Another key sticking point is the dispute over a public option. The House plan includes a public option; the more conservative Senate plan would instead create nonprofit private plans overseen by the federal government.
Given the reality of the 60-vote threshold in the Senate, however, there hasn’t been much serious discussion among House leaders about pushing hard to keep the public option.
The Senate “tried to see if they had support for it. There isn’t. That’s the reality,” a top House Democratic leadership aide told CNN. “I think a lot of people are coming to terms with that, and I don’t know how productive it would be to bring it out again.”

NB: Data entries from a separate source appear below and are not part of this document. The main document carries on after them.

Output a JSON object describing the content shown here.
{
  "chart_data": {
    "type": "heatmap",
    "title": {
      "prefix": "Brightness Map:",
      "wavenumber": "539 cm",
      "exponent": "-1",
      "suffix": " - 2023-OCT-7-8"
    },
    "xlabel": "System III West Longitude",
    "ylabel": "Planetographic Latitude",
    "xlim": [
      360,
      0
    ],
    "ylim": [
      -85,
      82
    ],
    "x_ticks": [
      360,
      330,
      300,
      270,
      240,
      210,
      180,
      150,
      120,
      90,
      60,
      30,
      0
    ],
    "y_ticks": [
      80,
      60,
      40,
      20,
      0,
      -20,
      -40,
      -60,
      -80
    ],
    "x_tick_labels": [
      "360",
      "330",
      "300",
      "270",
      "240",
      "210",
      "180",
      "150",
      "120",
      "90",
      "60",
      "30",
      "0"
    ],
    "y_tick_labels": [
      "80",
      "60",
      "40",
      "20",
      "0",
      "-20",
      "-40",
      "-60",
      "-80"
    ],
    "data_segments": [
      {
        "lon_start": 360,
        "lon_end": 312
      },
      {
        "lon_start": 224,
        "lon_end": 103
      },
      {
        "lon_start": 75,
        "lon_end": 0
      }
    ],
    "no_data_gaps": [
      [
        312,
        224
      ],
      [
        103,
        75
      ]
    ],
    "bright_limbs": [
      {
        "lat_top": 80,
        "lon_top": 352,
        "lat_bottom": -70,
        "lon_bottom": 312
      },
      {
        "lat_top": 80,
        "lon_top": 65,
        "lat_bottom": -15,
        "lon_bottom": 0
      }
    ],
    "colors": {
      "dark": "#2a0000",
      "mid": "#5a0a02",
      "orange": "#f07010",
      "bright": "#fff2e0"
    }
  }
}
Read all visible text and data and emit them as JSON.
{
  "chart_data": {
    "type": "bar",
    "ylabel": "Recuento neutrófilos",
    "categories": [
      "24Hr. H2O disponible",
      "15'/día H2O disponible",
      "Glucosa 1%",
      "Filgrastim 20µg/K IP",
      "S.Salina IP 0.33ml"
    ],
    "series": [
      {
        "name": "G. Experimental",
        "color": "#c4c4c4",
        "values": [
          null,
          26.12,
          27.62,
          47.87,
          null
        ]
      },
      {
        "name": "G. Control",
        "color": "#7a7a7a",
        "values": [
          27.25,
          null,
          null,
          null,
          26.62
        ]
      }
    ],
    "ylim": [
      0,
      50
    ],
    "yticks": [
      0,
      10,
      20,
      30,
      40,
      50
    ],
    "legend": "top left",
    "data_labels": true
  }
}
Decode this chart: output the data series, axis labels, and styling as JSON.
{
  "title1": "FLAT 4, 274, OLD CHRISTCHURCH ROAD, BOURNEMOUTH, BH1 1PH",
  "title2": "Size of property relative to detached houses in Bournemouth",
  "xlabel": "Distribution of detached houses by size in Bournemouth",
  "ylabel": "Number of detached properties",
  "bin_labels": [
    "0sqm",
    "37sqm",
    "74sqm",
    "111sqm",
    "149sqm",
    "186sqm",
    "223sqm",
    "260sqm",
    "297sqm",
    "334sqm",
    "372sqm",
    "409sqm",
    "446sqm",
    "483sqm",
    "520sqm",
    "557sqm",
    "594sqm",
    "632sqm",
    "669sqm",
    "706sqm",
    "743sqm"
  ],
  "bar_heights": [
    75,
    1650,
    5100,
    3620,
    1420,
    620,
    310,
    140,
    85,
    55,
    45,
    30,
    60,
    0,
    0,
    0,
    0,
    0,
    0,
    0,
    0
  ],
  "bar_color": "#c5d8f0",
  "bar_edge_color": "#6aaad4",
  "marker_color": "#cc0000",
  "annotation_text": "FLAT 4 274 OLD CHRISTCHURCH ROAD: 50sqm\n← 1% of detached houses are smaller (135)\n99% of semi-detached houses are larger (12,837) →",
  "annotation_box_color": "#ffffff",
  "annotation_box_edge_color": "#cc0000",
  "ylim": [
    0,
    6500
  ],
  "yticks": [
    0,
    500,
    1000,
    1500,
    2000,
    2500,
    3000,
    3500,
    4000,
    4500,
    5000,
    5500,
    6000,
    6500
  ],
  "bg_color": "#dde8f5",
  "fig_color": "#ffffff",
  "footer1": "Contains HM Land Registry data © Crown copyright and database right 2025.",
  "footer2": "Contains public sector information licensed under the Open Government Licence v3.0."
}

Individuals under both plans would be required to purchase coverage, but the House bill includes more stringent penalties for most of those who fail to comply. The House bill would impose a fine of up to 2.5 percent of an individual’s income. The Senate plan would require individuals to purchase health insurance coverage or face a fine of up to $750 or 2 per cent of his or her income, whichever is greater. Both versions include a hardship exemption for poorer Americans.
Employers face a much stricter mandate under the House legislation, which would require companies with a payroll of more than $500,000 to provide insurance or pay a penalty of up to 8 percent of their payroll.
The Senate bill would require companies with more than 50 employees to pay a fee of up to $750 per worker if any of its employees rely on government subsidies to purchase coverage.
Abortion also has been a sticking point for both chambers. A late compromise with Catholic and other conservatives in the House led to the adoption of an amendment banning most abortion coverage from the public option. It would also prohibit abortion coverage in private policies available in the exchange to people receiving federal subsidies.
Senate provisions, made more conservative than initially drafted in order to satisfy Nebraska Sen. Ben Nelson, would allow states to choose whether to ban abortion coverage in plans offered in the exchanges. Individuals purchasing plans through the exchanges would have to pay for abortion coverage out of their own funds.